You have a two-lane road on a two-dimensional plane. One lane is for cars and the other lane is reserved for trucks. The data looks like this (spanning millions of rows for each table):
cars
id start end
0 C1 200 215
1 C2 110 125
2 C3 240 255
...
trucks
id start end
0 T1 115 175
1 T2 200 260
2 T3 280 340
3 T4 25 85
...
The two dataframes above correspond to this:
start and end columns represent arbitrary positions on the road, where start = the back edge of the vehicle and end = the front edge of the vehicle.
The task is to identify the trucks closest to every car. A truck can have up to three different relationships to a car:
- Back - it is in back of the car (
cars.end > trucks.end
) - Across - it is across from the car (
cars.start >= trucks.start and cars.end <= trucks.end
) - Front - it is in front of the car (
cars.start < trucks.start
)
I emphasized "up to" because if there is another car in back or front that is closer to the nearest truck, then this relationship is ignored. In the case of the illustration above, we can observe the following:
- C1: Back = T1, Across = T2, Front = none (C3 is blocking)

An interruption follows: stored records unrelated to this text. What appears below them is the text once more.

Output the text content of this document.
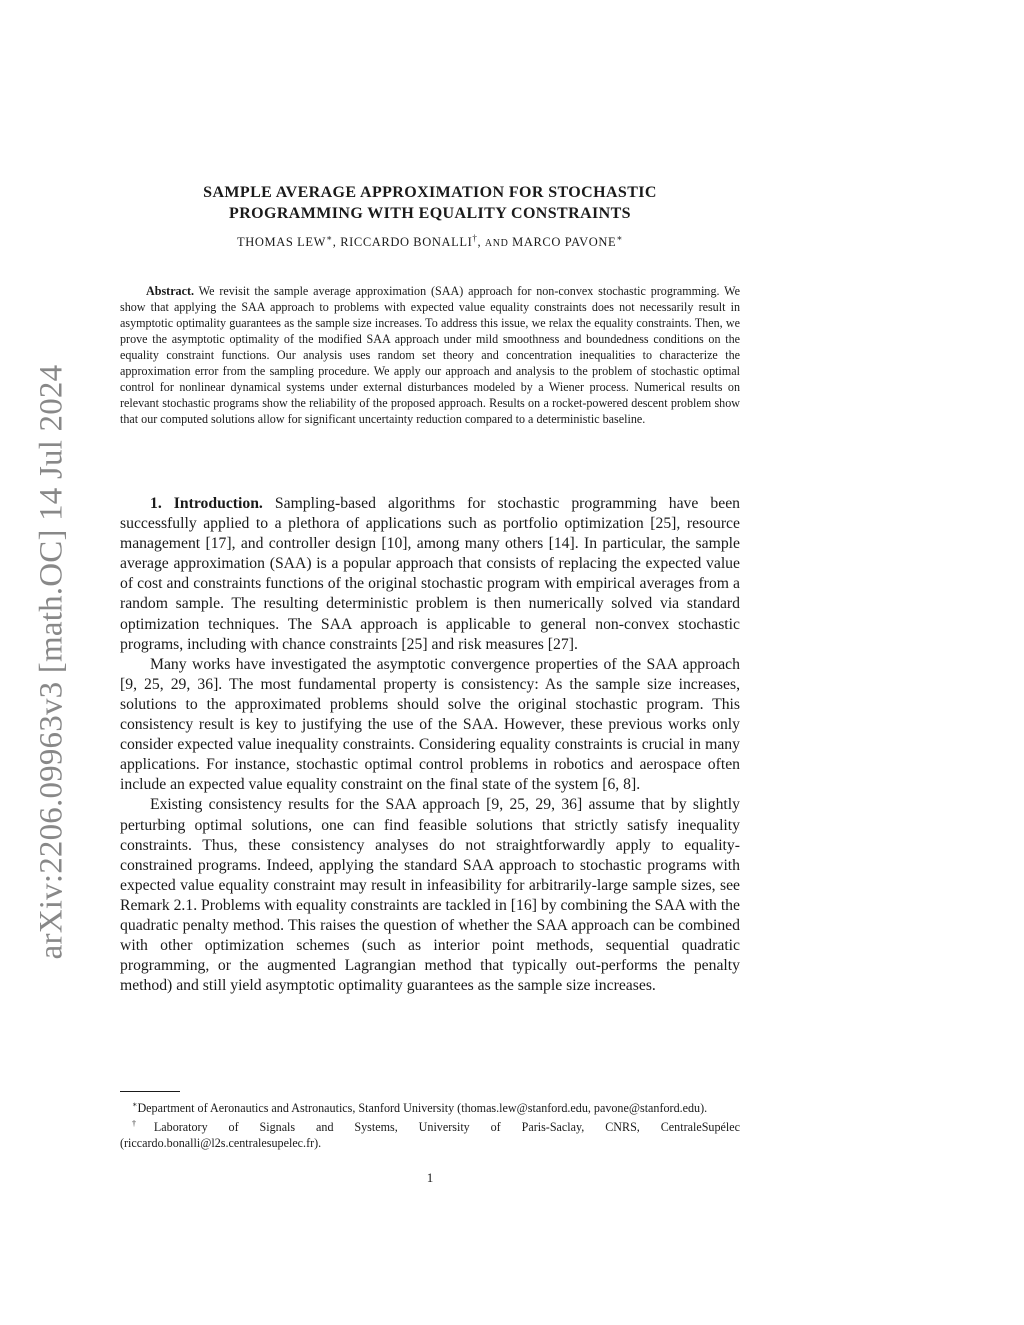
arXiv:2206.09963v3 [math.OC] 14 Jul 2024
SAMPLE AVERAGE APPROXIMATION FOR STOCHASTIC
PROGRAMMING WITH EQUALITY CONSTRAINTS
THOMAS LEW∗, RICCARDO BONALLI†, AND MARCO PAVONE∗
Abstract. We revisit the sample average approximation (SAA) approach for non-convex stochastic programming. We show that applying the SAA approach to problems with expected value equality constraints does not necessarily result in asymptotic optimality guarantees as the sample size increases. To address this issue, we relax the equality constraints. Then, we prove the asymptotic optimality of the modified SAA approach under mild smoothness and boundedness conditions on the equality constraint functions. Our analysis uses random set theory and concentration inequalities to characterize the approximation error from the sampling procedure. We apply our approach and analysis to the problem of stochastic optimal control for nonlinear dynamical systems under external disturbances modeled by a Wiener process. Numerical results on relevant stochastic programs show the reliability of the proposed approach. Results on a rocket-powered descent problem show that our computed solutions allow for significant uncertainty reduction compared to a deterministic baseline.

1. Introduction. Sampling-based algorithms for stochastic programming have been successfully applied to a plethora of applications such as portfolio optimization [25], resource management [17], and controller design [10], among many others [14]. In particular, the sample average approximation (SAA) is a popular approach that consists of replacing the expected value of cost and constraints functions of the original stochastic program with empirical averages from a random sample. The resulting deterministic problem is then numerically solved via standard optimization techniques. The SAA approach is applicable to general non-convex stochastic programs, including with chance constraints [25] and risk measures [27].

Many works have investigated the asymptotic convergence properties of the SAA approach [9, 25, 29, 36]. The most fundamental property is consistency: As the sample size increases, solutions to the approximated problems should solve the original stochastic program. This consistency result is key to justifying the use of the SAA. However, these previous works only consider expected value inequality constraints. Considering equality constraints is crucial in many applications. For instance, stochastic optimal control problems in robotics and aerospace often include an expected value equality constraint on the final state of the system [6, 8].

Existing consistency results for the SAA approach [9, 25, 29, 36] assume that by slightly perturbing optimal solutions, one can find feasible solutions that strictly satisfy inequality constraints. Thus, these consistency analyses do not straightforwardly apply to equality-constrained programs. Indeed, applying the standard SAA approach to stochastic programs with expected value equality constraint may result in infeasibility for arbitrarily-large sample sizes, see Remark 2.1. Problems with equality constraints are tackled in [16] by combining the SAA with the quadratic penalty method. This raises the question of whether the SAA approach can be combined with other optimization schemes (such as interior point methods, sequential quadratic programming, or the augmented Lagrangian method that typically out-performs the penalty method) and still yield asymptotic optimality guarantees as the sample size increases.

∗Department of Aeronautics and Astronautics, Stanford University (thomas.lew@stanford.edu, pavone@stanford.edu).

†Laboratory of Signals and Systems, University of Paris-Saclay, CNRS, CentraleSupélec (riccardo.bonalli@l2s.centralesupelec.fr).

1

- C2: Back = T4, Across = none, Front = T1
- C3: Back = none (C1 is blocking), Across = T2, Front = T3
The final output needs to be appended to the cars
dataframe along with the following new columns:
- data cross-referenced from the
trucks
dataframe - for back positions, the gap distance (
cars.start - trucks.end
) - for front positions, the gap distance (
trucks.start - cars.end
)
The final cars
dataframe should look like this:
id start end back_id back_start back_end back_distance across_id across_start across_end front_id front_start front_end front_distance
0 C1 200 215 T1 115 175 25 T2 200 260
1 C2 110 125 T4 25 85 25 T1 115 175 -10
2 C3 240 255 T2 200 260 T3 280 340 25
Is pandas even the best tool for this task? If there is a better suited tool that is efficient at cross-referencing and appending columns based on some calculation across millions of rows, then I am all ears.